President Trump’s choice to lead the National Security Agency (NSA) said Thursday that the United States’ response to Russian election interference has not been sufficient enough to change Moscow’s behavior. Lt. Gen. Paul Nakasone, nominated to lead both NSA and U.S. Cyber Command, was asked at his confirmation hearing whether he agreed with outgoing NSA Director Adm. Michael Rogers’s statement that the response to Russian meddling in the 2016 election has not been strong enough. “It has not changed their behavior,” Nakasone told Sen. Ben Sasse (R-Neb.), who asked the question. Nakasone appeared before the Senate Armed Services Committee two days after Rogers, who faced tough questions over the Trump administration’s response to Russia’s interference in the 2016 presidential election during a hearing on the 2019 budget request for U.S. Cyber Command. Rogers heads that command in addition to the NSA.

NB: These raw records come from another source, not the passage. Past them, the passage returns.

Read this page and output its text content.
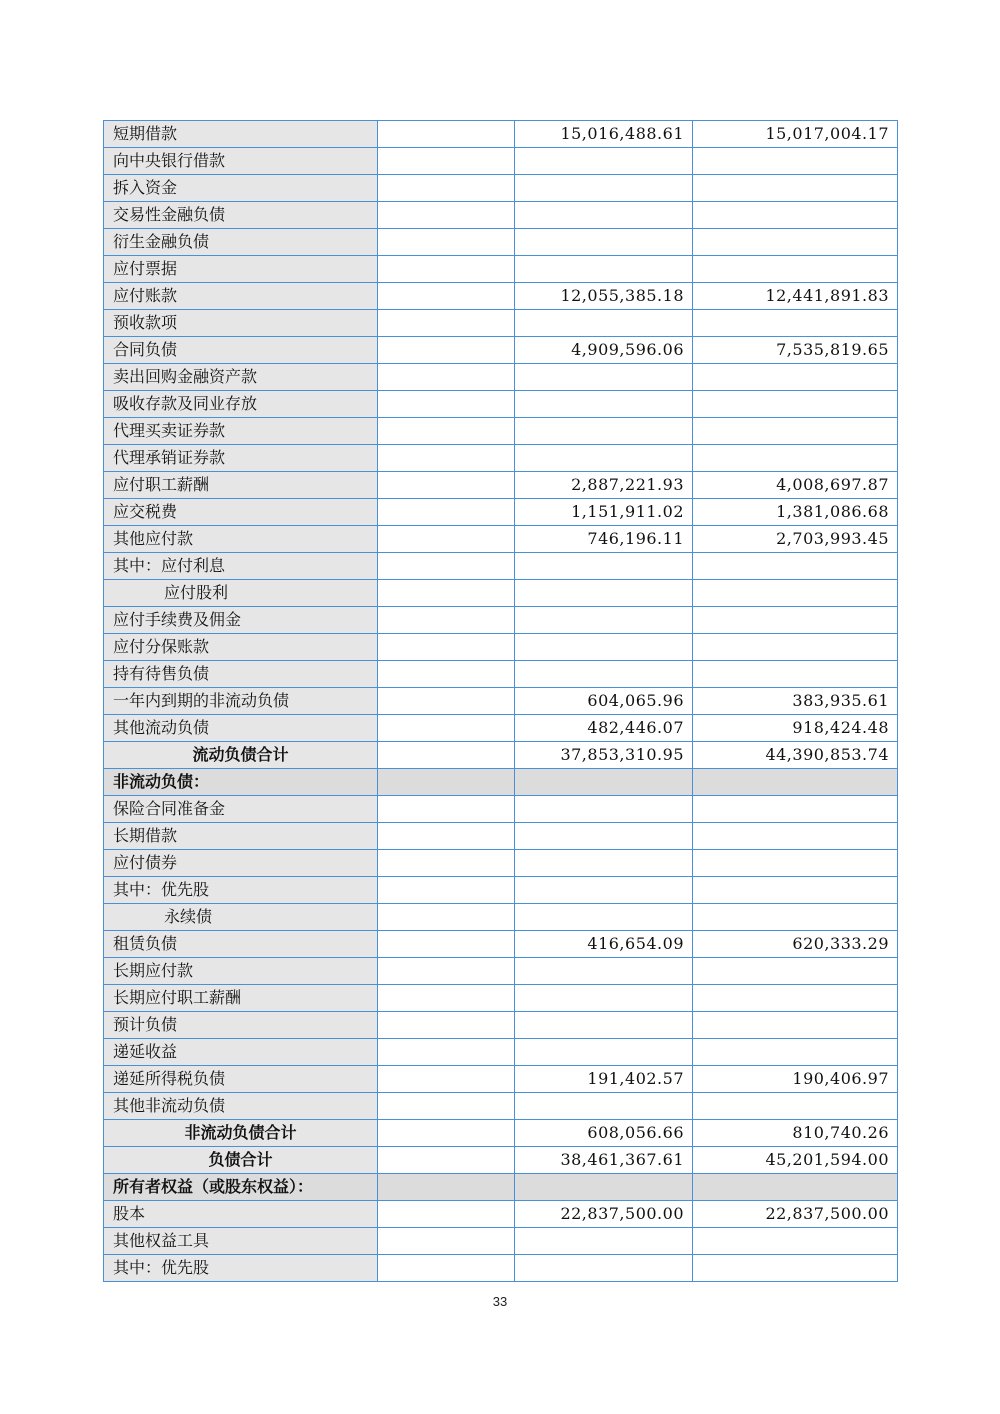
短期借款		15,016,488.61	15,017,004.17
向中央银行借款			
拆入资金			
交易性金融负债			
衍生金融负债			
应付票据			
应付账款		12,055,385.18	12,441,891.83
预收款项			
合同负债		4,909,596.06	7,535,819.65
卖出回购金融资产款			
吸收存款及同业存放			
代理买卖证券款			
代理承销证券款			
应付职工薪酬		2,887,221.93	4,008,697.87
应交税费		1,151,911.02	1,381,086.68
其他应付款		746,196.11	2,703,993.45
其中：应付利息			
应付股利			
应付手续费及佣金			
应付分保账款			
持有待售负债			
一年内到期的非流动负债		604,065.96	383,935.61
其他流动负债		482,446.07	918,424.48
流动负债合计		37,853,310.95	44,390,853.74
非流动负债：			
保险合同准备金			
长期借款			
应付债券			
其中：优先股			
永续债			
租赁负债		416,654.09	620,333.29
长期应付款			
长期应付职工薪酬			
预计负债			
递延收益			
递延所得税负债		191,402.57	190,406.97
其他非流动负债			
非流动负债合计		608,056.66	810,740.26
负债合计		38,461,367.61	45,201,594.00
所有者权益（或股东权益）：			
股本		22,837,500.00	22,837,500.00
其他权益工具			
其中：优先股			
33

At that hearing, Rogers pushed back on Democrats’ assertions that the Trump administration has done nothing to combat Russian election interference, but acknowledge Moscow has not paid a high-enough price.
“They haven’t paid a price, at least, that has significantly changed their behavior,” Rogers said.
The Obama administration imposed sanctions on Moscow and expelled Russian diplomats from the U.S. at the end of 2016 for interfering in the election. Last summer, President Trump signed legislation passed by Congress that leveled new sanctions against Moscow for its behavior.